Mystery Jets performs at the Manchester Cathedral in Manchester, England on Oct. 22, 2010. (blikeng/Creative Commons)

Today’s artist spotlight is on the English indie rock band, Mystery Jets.

Mystery Jets was formed by Henry Harrison (lyrics, piano), Blaine Harrison (vocals, guitar and keyboards) and William Rees (guitar, vocals) when they were at school, originally as a group of friends who bonded over exchanging cassette tapes, according to the BBC. They then added their other band member Kapil Trivedi on the drums. 

Their new album “Curve of the Earth” was released via iTunes and Spotify on January 15, 2016. The 9-song record puts the listener on a journey filled with textures, swaying vocals and tension-pulling synths. 

The album is noticeably reminiscent of “Dark Side of the Moon,” Pink Floyd’s critically acclaimed concept album released in 1973. It’s got a modern twist to the British psychedelic rock, which the band has set out to master. The album is experimental, but grounded with a modern form. The choruses hit hard and many of the verses are layered with dubbed-over reverbed background vocals, cascading synths and guitar solos.  

When going into the process of recording their fifth album “Curve of the Earth,” the band had lost management, publishing and one band member, according to DIY Mag. Gaining this newfound independence was reliving for the band, for in an interview with DIY Mag, the singer Harrison said, “I think there was less pressure…We didn’t have to adhere to anything.”

The band set up their own studio in a button factory and made the creative process fresh again for the new album.

In the same interview, Rees said, “We wanted to do something that was great…well, initially we wanted to make a space rock concept record. And we did that actually…We kind of made two albums in the first two and a half year period. There was ‘Curve Of The Earth: The Beta Version’ before what we have now.”

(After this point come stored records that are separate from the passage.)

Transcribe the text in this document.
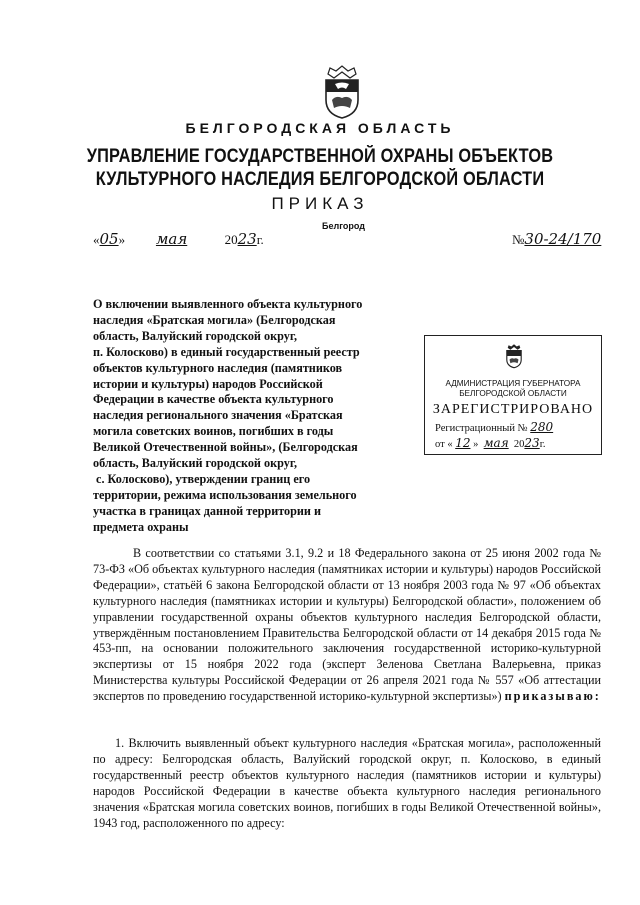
БЕЛГОРОДСКАЯ ОБЛАСТЬ
УПРАВЛЕНИЕ ГОСУДАРСТВЕННОЙ ОХРАНЫ ОБЪЕКТОВ
КУЛЬТУРНОГО НАСЛЕДИЯ БЕЛГОРОДСКОЙ ОБЛАСТИ
ПРИКАЗ
Белгород
«05» мая	2023г.	№30-24/170
О включении выявленного объекта культурного
наследия «Братская могила» (Белгородская
область, Валуйский городской округ,
п. Колосково) в единый государственный реестр
объектов культурного наследия (памятников
истории и культуры) народов Российской
Федерации в качестве объекта культурного
наследия регионального значения «Братская
могила советских воинов, погибших в годы
Великой Отечественной войны», (Белгородская
область, Валуйский городской округ,
с. Колосково), утверждении границ его
территории, режима использования земельного
участка в границах данной территории и
предмета охраны
АДМИНИСТРАЦИЯ ГУБЕРНАТОРА
БЕЛГОРОДСКОЙ ОБЛАСТИ
ЗАРЕГИСТРИРОВАНО
Регистрационный № 280
от « 12 » мая 2023г.
В соответствии со статьями 3.1, 9.2 и 18 Федерального закона от 25 июня 2002 года № 73-ФЗ «Об объектах культурного наследия (памятниках истории и культуры) народов Российской Федерации», статьёй 6 закона Белгородской области от 13 ноября 2003 года № 97 «Об объектах культурного наследия (памятниках истории и культуры) Белгородской области», положением об управлении государственной охраны объектов культурного наследия Белгородской области, утверждённым постановлением Правительства Белгородской области от 14 декабря 2015 года № 453-пп, на основании положительного заключения государственной историко-культурной экспертизы от 15 ноября 2022 года (эксперт Зеленова Светлана Валерьевна, приказ Министерства культуры Российской Федерации от 26 апреля 2021 года № 557 «Об аттестации экспертов по проведению государственной историко-культурной экспертизы») приказываю:
1. Включить выявленный объект культурного наследия «Братская могила», расположенный по адресу: Белгородская область, Валуйский городской округ, п. Колосково, в единый государственный реестр объектов культурного наследия (памятников истории и культуры) народов Российской Федерации в качестве объекта культурного наследия регионального значения «Братская могила советских воинов, погибших в годы Великой Отечественной войны», 1943 год, расположенного по адресу:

The process of ultimately creating a record that encompassed the band’s ambitions and resonated with the average listener was one that took over two years. 

The cover art for “Cure of the Earth” has no words displayed on it, simply showing the Earth’s horizon surrounded by the darkness of space. From the very beginning, merely looking at the art sends the listener on a psychedelic trance. The opening track “Telomere,” serves as the perfect example of what to expect form the album, ambience, unpredictable chord progressions and soaring bridge sections. 

Notable tracks by Mystery Jets on their new album “Curve of the Earth” are “Telomere,” “Bombay Blue,” Bubblegum,” and “1985.”

As much as the album tips its hat to past inspirations, the synth work and overall production is modern and its concepts are more relevant than ever. In their second to last track “Saturnine,” Harrison sings, “You may be hypnotized or perhaps you’ve realized / That to be famous and thin is the greatest goal of the age we’re living in.” Their lyrical work balances atmospheric imagery with sentiments rooted in observation of the modern age. 

Mystery Jet’s determination to create a space rock concept album was relentless, but they ultimately broke through with a new, fresh sound that takes you through a journey reaching the depths of your deepest thoughts and the height of your universal imagination.